Willem Korsten

Personal information
- Full name: Willem Korsten
- Date of birth: 21 January 1975 (age 50)
- Place of birth: Boxtel, Netherlands
- Position: Left winger

Team information
- Current team: Achilles '29

Youth career
- N.E.C.

Senior career*
- Years: Team / Apps / (Gls)
- 1992–1993: N.E.C. / 4 / (0)
- 1993–1999: Vitesse Arnhem / 75 / (12)
- 1999: → Leeds United (loan) / 7 / (2)
- 1999–2001: Tottenham Hotspur / 23 / (3)
- 2002: SCV'58 / 5 / (0)
- 2011: Achilles '29 / 1 / (0)
- Total:  / 115 / (17)

= Willem Korsten =

Dutch footballer

Willem Korsten (born 21 January 1975 in Boxtel) is a former Dutch professional footballer who played as a left winger.

==Football career==
Korsten played in the Netherlands for N.E.C. and SBV Vitesse before earning a loan move to Leeds United in the Premier League.
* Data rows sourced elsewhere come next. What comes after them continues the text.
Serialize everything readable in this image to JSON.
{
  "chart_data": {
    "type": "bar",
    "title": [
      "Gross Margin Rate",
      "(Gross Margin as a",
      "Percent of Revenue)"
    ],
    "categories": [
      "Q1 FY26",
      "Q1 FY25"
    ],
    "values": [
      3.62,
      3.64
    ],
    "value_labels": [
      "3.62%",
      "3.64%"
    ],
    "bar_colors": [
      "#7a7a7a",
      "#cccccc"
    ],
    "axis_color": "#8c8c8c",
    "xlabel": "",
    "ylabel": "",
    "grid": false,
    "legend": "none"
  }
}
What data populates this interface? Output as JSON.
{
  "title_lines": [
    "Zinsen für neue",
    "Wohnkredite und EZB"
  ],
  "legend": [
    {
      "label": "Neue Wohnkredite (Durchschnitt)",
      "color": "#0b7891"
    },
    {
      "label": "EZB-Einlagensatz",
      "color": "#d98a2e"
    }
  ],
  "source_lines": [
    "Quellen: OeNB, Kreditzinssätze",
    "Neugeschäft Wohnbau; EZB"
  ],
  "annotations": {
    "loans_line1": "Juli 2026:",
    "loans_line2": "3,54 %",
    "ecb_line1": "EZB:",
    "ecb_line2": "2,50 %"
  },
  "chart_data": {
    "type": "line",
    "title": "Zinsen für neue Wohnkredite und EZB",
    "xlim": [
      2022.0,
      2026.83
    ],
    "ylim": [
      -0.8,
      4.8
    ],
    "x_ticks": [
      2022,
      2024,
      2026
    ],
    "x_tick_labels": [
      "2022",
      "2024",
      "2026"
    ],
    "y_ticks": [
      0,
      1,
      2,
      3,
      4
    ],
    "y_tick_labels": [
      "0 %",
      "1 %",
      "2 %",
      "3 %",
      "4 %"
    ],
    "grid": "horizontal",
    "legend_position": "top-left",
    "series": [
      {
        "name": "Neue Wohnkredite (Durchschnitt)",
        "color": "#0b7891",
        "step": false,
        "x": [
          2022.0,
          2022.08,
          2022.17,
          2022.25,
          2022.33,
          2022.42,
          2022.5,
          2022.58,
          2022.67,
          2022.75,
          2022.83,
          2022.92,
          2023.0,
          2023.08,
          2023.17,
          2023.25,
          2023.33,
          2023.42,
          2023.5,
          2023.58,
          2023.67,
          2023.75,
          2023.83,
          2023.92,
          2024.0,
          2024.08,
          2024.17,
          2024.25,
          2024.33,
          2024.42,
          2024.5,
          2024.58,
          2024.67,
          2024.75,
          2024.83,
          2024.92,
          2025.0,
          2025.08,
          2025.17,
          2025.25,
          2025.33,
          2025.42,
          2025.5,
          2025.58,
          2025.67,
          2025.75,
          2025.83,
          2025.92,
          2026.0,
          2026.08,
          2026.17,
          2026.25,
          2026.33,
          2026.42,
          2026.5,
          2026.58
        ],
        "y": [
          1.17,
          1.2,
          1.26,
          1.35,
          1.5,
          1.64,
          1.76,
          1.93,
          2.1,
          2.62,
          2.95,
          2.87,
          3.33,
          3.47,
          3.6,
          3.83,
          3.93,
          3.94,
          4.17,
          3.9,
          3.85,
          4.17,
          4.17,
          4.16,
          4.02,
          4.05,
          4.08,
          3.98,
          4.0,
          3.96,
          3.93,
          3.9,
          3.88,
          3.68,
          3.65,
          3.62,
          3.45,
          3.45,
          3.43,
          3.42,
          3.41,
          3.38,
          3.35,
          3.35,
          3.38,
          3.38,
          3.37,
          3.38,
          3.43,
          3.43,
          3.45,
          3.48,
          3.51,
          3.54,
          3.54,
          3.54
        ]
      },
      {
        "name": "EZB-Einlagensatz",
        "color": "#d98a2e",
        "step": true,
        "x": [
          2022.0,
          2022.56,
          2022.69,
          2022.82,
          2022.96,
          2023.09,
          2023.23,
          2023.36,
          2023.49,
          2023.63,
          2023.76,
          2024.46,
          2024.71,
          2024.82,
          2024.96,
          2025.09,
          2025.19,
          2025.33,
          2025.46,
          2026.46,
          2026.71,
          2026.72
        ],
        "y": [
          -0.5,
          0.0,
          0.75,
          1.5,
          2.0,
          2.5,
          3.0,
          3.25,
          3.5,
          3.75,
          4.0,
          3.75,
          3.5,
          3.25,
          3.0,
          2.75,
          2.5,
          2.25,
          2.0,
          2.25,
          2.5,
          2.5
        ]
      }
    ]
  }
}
In this short amount of time Korsten showed he had the pace, skill and strength to cope with English football, scoring twice in games against Everton and Derby County. Leeds decided to pursue a permanent transfer. However, Tottenham Hotspur also made a bid in the region of £1.5 million for the player, which was accepted.

Due to injury, Korsten did not make his debut for Tottenham until December 1999 and made only nine appearances in the Premier League in the 1999–2000 season.

The following season he made 14 league appearances, scoring his first Tottenham goal in a 3–1 defeat against Liverpool at Anfield in April 2001. On the final day of the season, he scored two spectacular goals in a 3–1 win over champions Manchester United at White Hart Lane. The match proved to be his last as a professional footballer. In October 2001, due to persistent hip injuries, he was forced to retire at the age of 26.

Korsten returned to his former club, N.E.C., as a coach for its football academy. He played 5 games for Dutch lower amateur side SCV '58 from Velp in their 2002–03 campaign but injuries forced him to quit the team early in the season.

In May 2011 Korsten returned to the game as player for Topklasse side Achilles '29. After winning the district cup east, Korsten scored the only goal in the final of the KNVB Amateur Cup 2011 on 18 June. He retired once again and joined the Achilles staff for the 2011/12 campaign as their assistant-manager. Korsten resigned at Achilles in March 2012 and joined N.E.C. as an assistant-manager for the 2012–13 season.